The difference in some of these can be clearly differentiated by watching Babylon 5. The Earth tech is very much in keeping with hard science fiction. Rotation for gravity, fighters that obey the laws of physics in combat. But the aliens who are more advanced have the typical soft science fiction tech of FTL via hyperspace, artificial gravity, powerful energy weapons, etc.

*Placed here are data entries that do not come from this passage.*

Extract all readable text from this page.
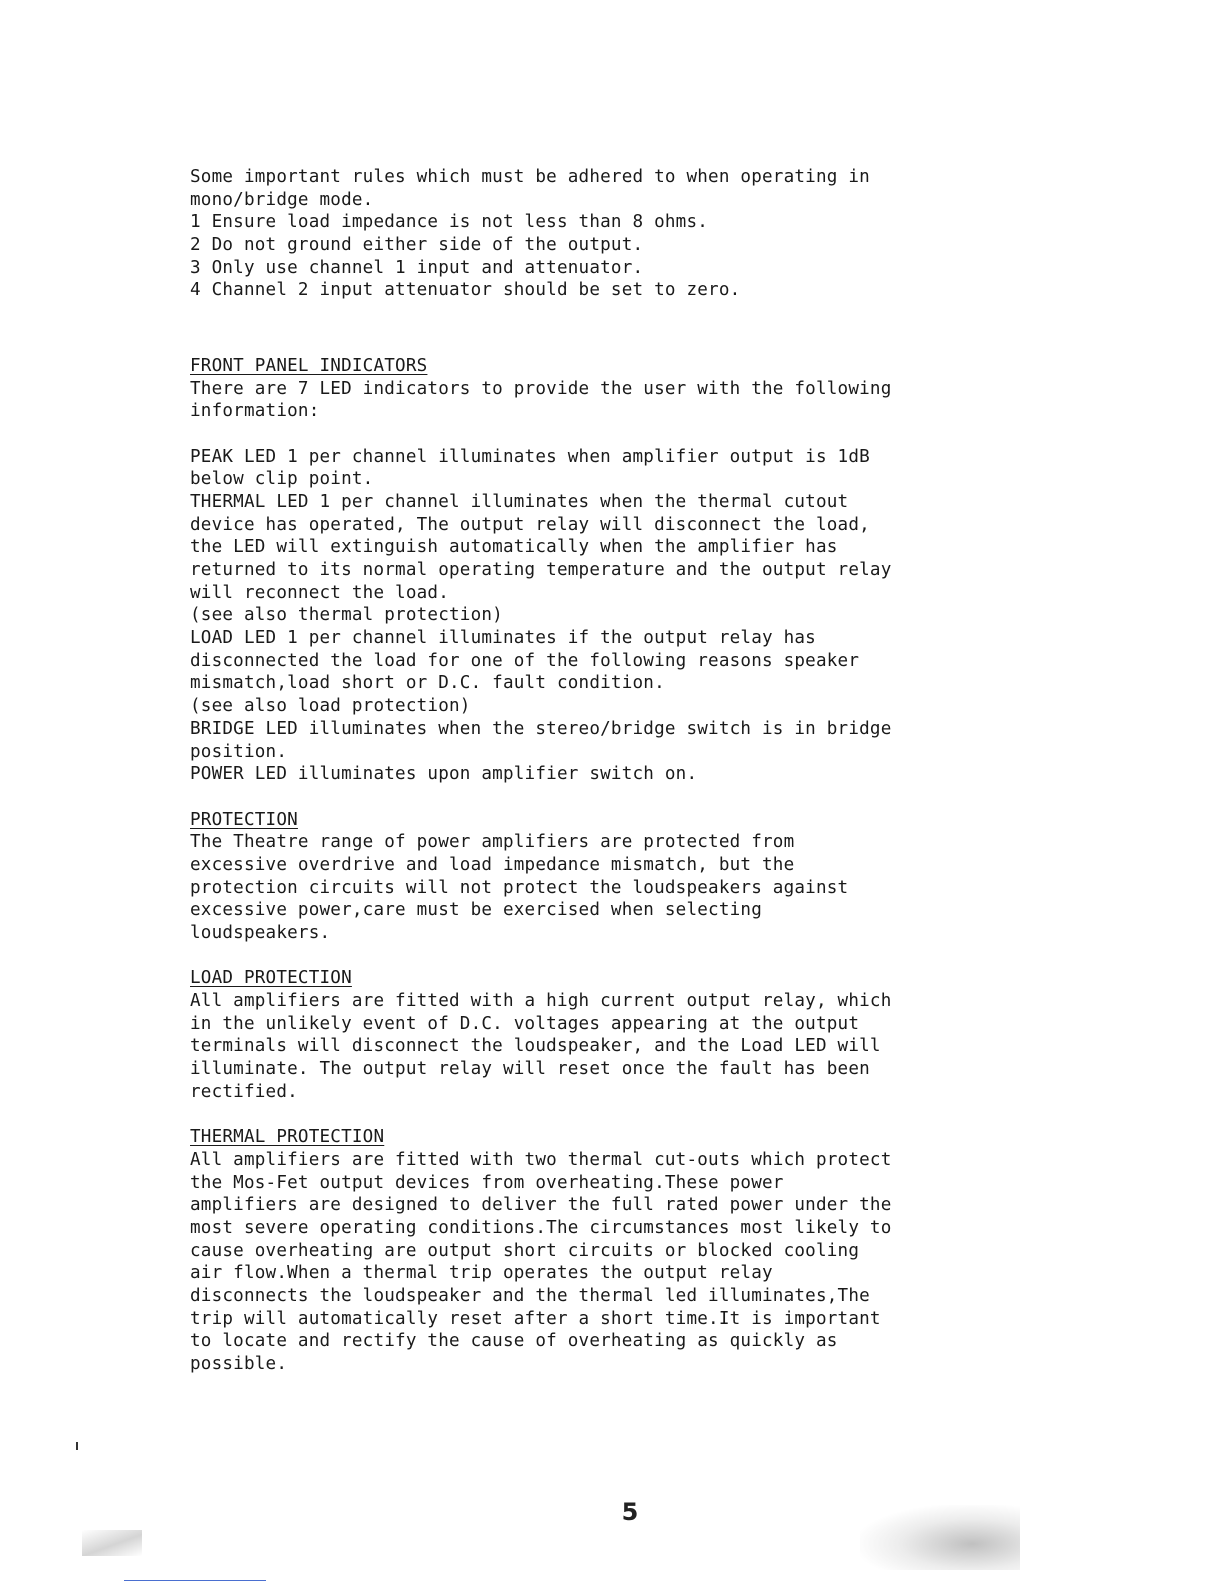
Some important rules which must be adhered to when operating in
mono/bridge mode.
1 Ensure load impedance is not less than 8 ohms.
2 Do not ground either side of the output.
3 Only use channel 1 input and attenuator.
4 Channel 2 input attenuator should be set to zero.
FRONT PANEL INDICATORS
There are 7 LED indicators to provide the user with the following
information:
PEAK LED 1 per channel illuminates when amplifier output is 1dB
below clip point.
THERMAL LED 1 per channel illuminates when the thermal cutout
device has operated, The output relay will disconnect the load,
the LED will extinguish automatically when the amplifier has
returned to its normal operating temperature and the output relay
will reconnect the load.
(see also thermal protection)
LOAD LED 1 per channel illuminates if the output relay has
disconnected the load for one of the following reasons speaker
mismatch,load short or D.C. fault condition.
(see also load protection)
BRIDGE LED illuminates when the stereo/bridge switch is in bridge
position.
POWER LED illuminates upon amplifier switch on.
PROTECTION
The Theatre range of power amplifiers are protected from
excessive overdrive and load impedance mismatch, but the
protection circuits will not protect the loudspeakers against
excessive power,care must be exercised when selecting
loudspeakers.
LOAD PROTECTION
All amplifiers are fitted with a high current output relay, which
in the unlikely event of D.C. voltages appearing at the output
terminals will disconnect the loudspeaker, and the Load LED will
illuminate. The output relay will reset once the fault has been
rectified.
THERMAL PROTECTION
All amplifiers are fitted with two thermal cut-outs which protect
the Mos-Fet output devices from overheating.These power
amplifiers are designed to deliver the full rated power under the
most severe operating conditions.The circumstances most likely to
cause overheating are output short circuits or blocked cooling
air flow.When a thermal trip operates the output relay
disconnects the loudspeaker and the thermal led illuminates,The
trip will automatically reset after a short time.It is important
to locate and rectify the cause of overheating as quickly as
possible.
5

And the difference between science fiction and fantasy can be summed up by Arthur C. Clarke himself. Any technology sufficiently advanced will appear a magic. Soft science fiction leans toward assuming we will find those advances and tries to not explain them very clearly (often not explaining typical tropes at all). When the tech is low and you still have magic, that is when you have fantasy. That is the line between science fiction and fantasy. If you provide tech to do the things that seem magic or provide even a quasi scientific explanation for it, it is science fiction. If there is some mystical source of the power - some deity usually - then you have fantasy. Lucas gave us a quasi scientific explanation for the force in 1977. He dredged up an out of date genre description that everyone in the science fiction entertainment industry ignored because what he created is space opera. Not space fantasy, but space opera. It amounts to the same thing and it is firmly science fiction, not fantasy. I’ve read some of the stuff that actually crosses the SF/Fantasy genre line and Star Wars is way to the SF side of that line.

This idea that it must be realistic to be science fiction is laughed at by science fiction writers, most of whom write soft science fiction. Only hard science fiction authors and fans make the claim that space opera is more fantasy than science fiction. Hard science fiction is only about 10% of the entire science fiction side. And the fantasy people laugh and say that it has spaceships so it isn’t fantasy.

Anyway, end of discussion here I think. I made a new thread if anyone cares to continue this conversation.